GPECOC

Genetic Programming based Error Correcting Output Codes

Acknowledgement

Windows 10 64 bit
python 2.7
Excel

Enable the macro in excel, so it can extract result from file automatically.
scikit-learn 0.18

Anaconda is strongly recommended, run the following command in the Powershell, all necessary python packages for this project will be installed:
```
conda install scikit-learn==0.18
```

Data format

Data should be put into the folder gpecoc/data. Each dataset should be divided into "dataname_train.data", "datanam_test.data" and "dataname_validation.data". In the sub-dataset, each column is a sample, the first line represents the labels, the rest are feature space. There are two examples datasets in the folder gpecoc/data. Please note that invalid sample, such as value missed, will cause errors.
Data processing

Feature Selection and Scaling will be done automatically.

Config

Firstly, make configuration in Configurations.py. In Multi-processing mode, you need not to pay attention to 'dataName' and 'aimFolder'.
Run the following command

It will traversal all datasets given by the main function in _ParallelRunner.py, each dataset will be run for 10 times.
```
python _ParallelRunner.py
```
Analyze result

All result infos will be written into the folder. For example, if you set version = "8.80", result infos will be found in ($root_path)/Results/8.80/

This is useful when you want to debug.

Config

Make configuration in Configurations.py. In Single-processing mode, 'dataName' and 'aimFolder' should also be set.
Run the following command

It will do training and testing on the dataset given in the Configurations.py.
```
python AGpEcocStart.py
```
Parse and analyze result

In this Mode, part of the result will be printed on the terminal. You can find all result in the Results folder. But, there will be no automatic analyzing.

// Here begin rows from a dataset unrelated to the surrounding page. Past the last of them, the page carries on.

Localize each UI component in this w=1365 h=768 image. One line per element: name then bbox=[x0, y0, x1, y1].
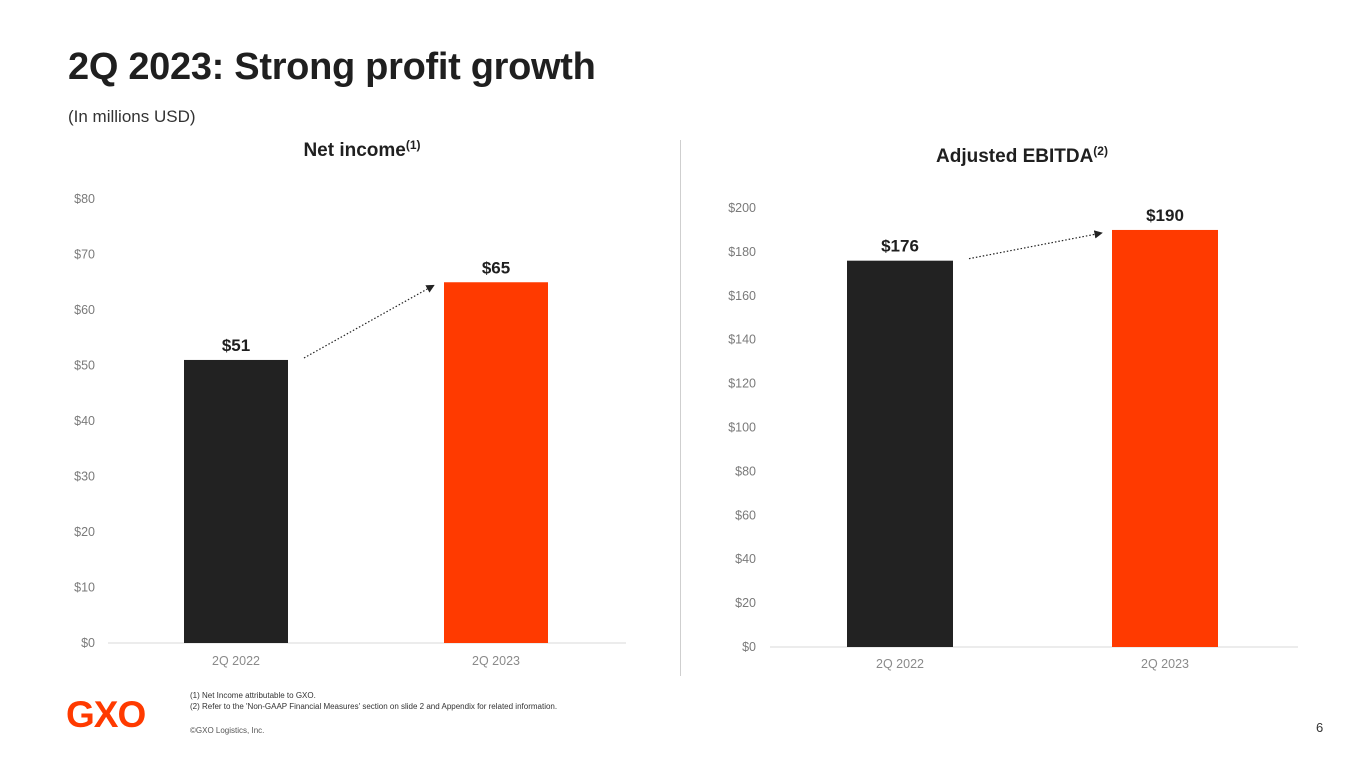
chart-title: Adjusted EBITDA(2) bbox=[936, 144, 1108, 167]
slide-subtitle: (In millions USD) bbox=[68, 107, 196, 126]
y-tick-label: $60 bbox=[74, 303, 95, 317]
y-tick-label: $20 bbox=[74, 525, 95, 539]
bar-2q-2022 bbox=[184, 359, 288, 643]
y-tick-label: $200 bbox=[728, 201, 756, 215]
data-label: $176 bbox=[881, 237, 919, 256]
data-label: $51 bbox=[222, 336, 250, 355]
y-tick-label: $0 bbox=[81, 636, 95, 650]
footnote-1: (1) Net Income attributable to GXO. bbox=[190, 691, 316, 700]
page-number: 6 bbox=[1316, 720, 1324, 735]
y-tick-label: $40 bbox=[735, 552, 756, 566]
footnotes: (1) Net Income attributable to GXO. (2) … bbox=[190, 690, 557, 712]
growth-arrow bbox=[303, 284, 435, 359]
bar-2q-2023 bbox=[444, 282, 548, 643]
adjusted-ebitda-chart: Adjusted EBITDA(2) $0 $20 $40 $60 $80 $100 $120… bbox=[728, 144, 1298, 671]
copyright: ©GXO Logistics, Inc. bbox=[190, 726, 265, 735]
data-label: $190 bbox=[1146, 206, 1184, 225]
x-category-label: 2Q 2023 bbox=[472, 654, 520, 668]
slide-title: 2Q 2023: Strong profit growth bbox=[68, 46, 596, 88]
y-tick-label: $140 bbox=[728, 333, 756, 347]
y-tick-label: $10 bbox=[74, 581, 95, 595]
x-category-label: 2Q 2022 bbox=[876, 657, 924, 671]
footnote-2: (2) Refer to the 'Non-GAAP Financial Mea… bbox=[190, 702, 558, 711]
chart-divider bbox=[680, 140, 681, 676]
data-label: $65 bbox=[482, 258, 510, 277]
chart-title: Net income(1) bbox=[303, 138, 420, 161]
growth-arrow bbox=[968, 230, 1103, 260]
y-tick-label: $70 bbox=[74, 248, 95, 262]
y-tick-label: $160 bbox=[728, 289, 756, 303]
y-tick-label: $20 bbox=[735, 596, 756, 610]
y-tick-label: $60 bbox=[735, 508, 756, 522]
y-tick-label: $80 bbox=[74, 192, 95, 206]
y-tick-label: $100 bbox=[728, 421, 756, 435]
y-tick-label: $50 bbox=[74, 359, 95, 373]
y-tick-label: $180 bbox=[728, 245, 756, 259]
gxo-logo: GXO bbox=[66, 694, 146, 735]
y-tick-label: $80 bbox=[735, 464, 756, 478]
y-tick-label: $120 bbox=[728, 377, 756, 391]
net-income-chart: Net income(1) $0 $10 $20 $30 $40 $50 $60 $70 $80 $… bbox=[74, 138, 626, 668]
bar-2q-2023 bbox=[1112, 229, 1218, 647]
x-category-label: 2Q 2023 bbox=[1141, 657, 1189, 671]
x-category-label: 2Q 2022 bbox=[212, 654, 260, 668]
y-tick-label: $0 bbox=[742, 640, 756, 654]
y-tick-label: $30 bbox=[74, 470, 95, 484]
y-tick-label: $40 bbox=[74, 414, 95, 428]
bar-2q-2022 bbox=[847, 260, 953, 647]
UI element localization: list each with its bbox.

Make sure the version folder is not exit every time you run it. Or errors will happen in the following way:

In Single-processing Mode, the result in the terminal is right, but the result written ino the file might be wrong.
In Multi-processing Mode, the result could not be read and parsed correctly.

A suggestion is to change the 'version' in the Configurations.py every time you run it.